Portrait by photographer.
(c) Lily Cotton 

Jamie Sheridan

Jamie Sheridan is investigating a whole range of early photographic print processes to include tin-type, cyanotype, salt prints and fibre base fine print. He works with a range of formats that includes 5x4 large format, and a series of medium formats from 6x6 to 6x9. He applies all these analogue technologies to a study of the North Wales Landscape in a very personal project that documents his long standing concern for the environment and his fascination with dislocated spaces.

Landscape photograph by photographer showing mountains and lake in black and white.
(c) Jamie Sheridan

Annie Tudor

"I am a dancer and visual artist whose practice is rooted in growing up with dance. Having spent most of my life training and performing, movement has shaped how I understand my body, identity and creative expression. This background informs my approach to photography and moving image, where the camera becomes a way of continuing my relationship with dance rather than stepping away from it."

"This project brings together video, digital photography and film to examine movement through both collaboration and self-representation. Alongside working with other dancers, I place myself within the frame, appearing in the dance video and creating self-portraits on film. Locating my body within the work reflects a personal history."
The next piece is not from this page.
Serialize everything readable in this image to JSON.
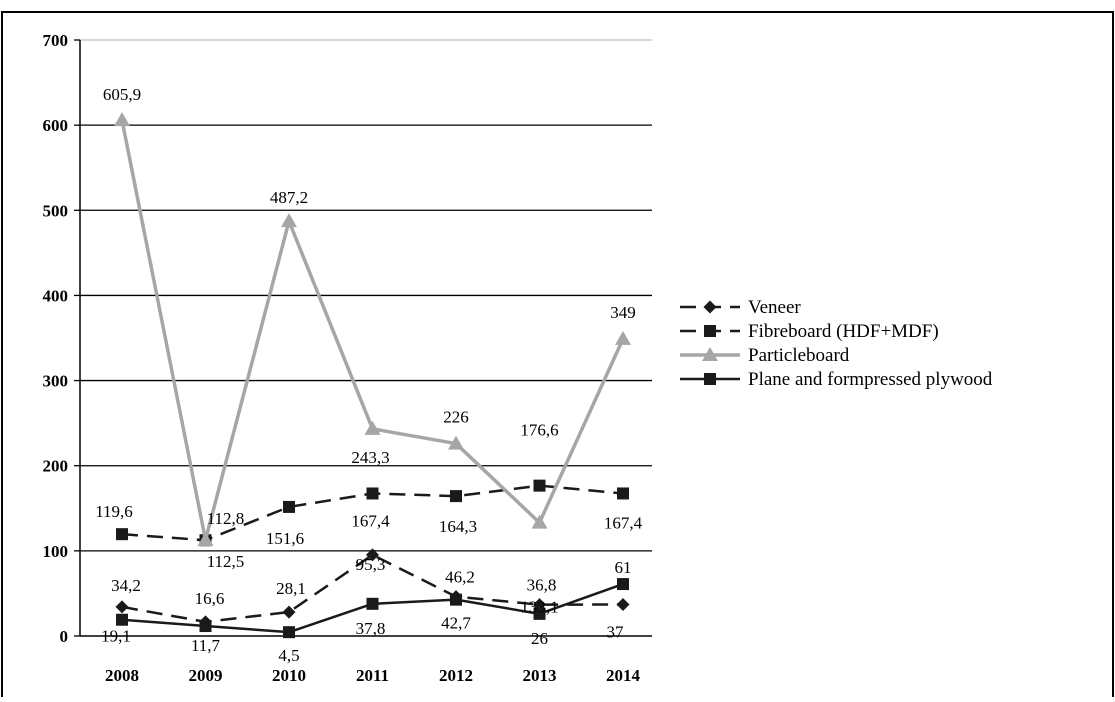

"The project acts as a visual reflection on growing up with dance, capturing moments of motion, stillness and transition. By blurring the boundaries between dancer and photographer, the work explores how identity, memory and movement are held within an image, and how dance continues to shape my evolving creative practice."

 Image by photographer showing a ballet dancer.
(c) Annie Tudor 

Terry Rees

Terry Rees spent the summer of 2025 photographing 100 castles in Wales. The results are far from the tourist brochure type image embedded in the cultural psyche. These images have the feel of the historical monuments survey that beautifully references contemporary aesthetics and the fascination with objective looking as a framing device for actual objects. The number of castles and general obscurity manage to breach the superstructures of Caernarfon, Beaumaris and Harlech and bring us back to the idea of the local and the ancient dynasties and kingships that are largely lost to the overbearing narrative of the Norman conquest.

 Photograph by photographer showing desolate rock formations.